Prepping is always more about skill, wisdom, and knowledge.....not "stuff".
If you have a choice of buying a $2,000.00 rifle.......or a $600.00 rifle with the remainder spent on a canning class, or a CNA class with a state test, or to even take Tom Brown Jr.'s Pathfinder course......then opt for the education over a horribly expensive "super rifle" when there are better alternatives.
Evaluate different levels of survival events. This is how I grade by degree. Your list may be different.
1) Loss of job, eviction, cut-backs.
2) Loss of job with catastrophic medical expenses.
3) Blackout with loss of utilities.
4) Blackout with loss of utilities due to hurricane, earthquake, tsunami, blizzard, etc..
5) Major economic depression.
6) Rampant terrorism with martial law declared.
7) Rampant terrorism with chemical and/or biological weapons.
8) Limited nuclear exchange with North Korea, Russia, or possibly Iran (if we don't clean their clocks soon).
9) Major epidemic of contagious airborne disease, such as SARS, Avian Flu, or even a slightly mutated version of rabies or Ebola.
10) Natural or artifical EMP that destroys anything with a microchip. If this happens, we are really, really, really screwed . . . as in with a pinecone and no lubricant screwed.
11) Impact from middlin to large asteroid. This is capable of extinguishing all vertebrate life. A recent atmospheric impact of a small fragment that exploded at high altitude created about a 250 kiloton nuke explosion. It heavily damaged thousands of building near ground zero. The name of the town was Chelyabinsk.
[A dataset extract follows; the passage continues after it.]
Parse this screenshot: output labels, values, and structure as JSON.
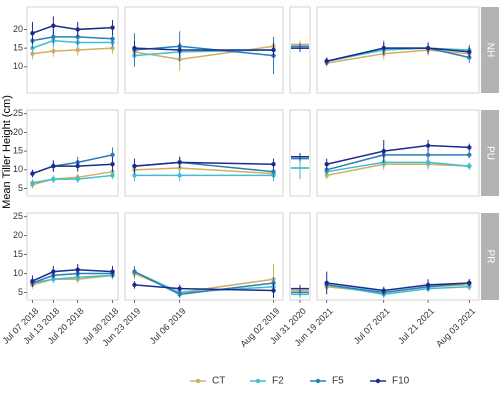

The rock that did this was only 66 feet across at it's widest . . . or a little longer than two school buses.
12) Invasion by hostile aliens.
13) Earth destroyed by random cosmic event like a collision with a black hole or a neutron star.
Each higher number represents a decrease in your odds of surviving it.
There will be considerable debate on how this list should be ordered, and I don't claim to have a monopoly on truth.
So, use this list to prioritize how and what you're preparing for, which will save you money by not buying unneccesary crap.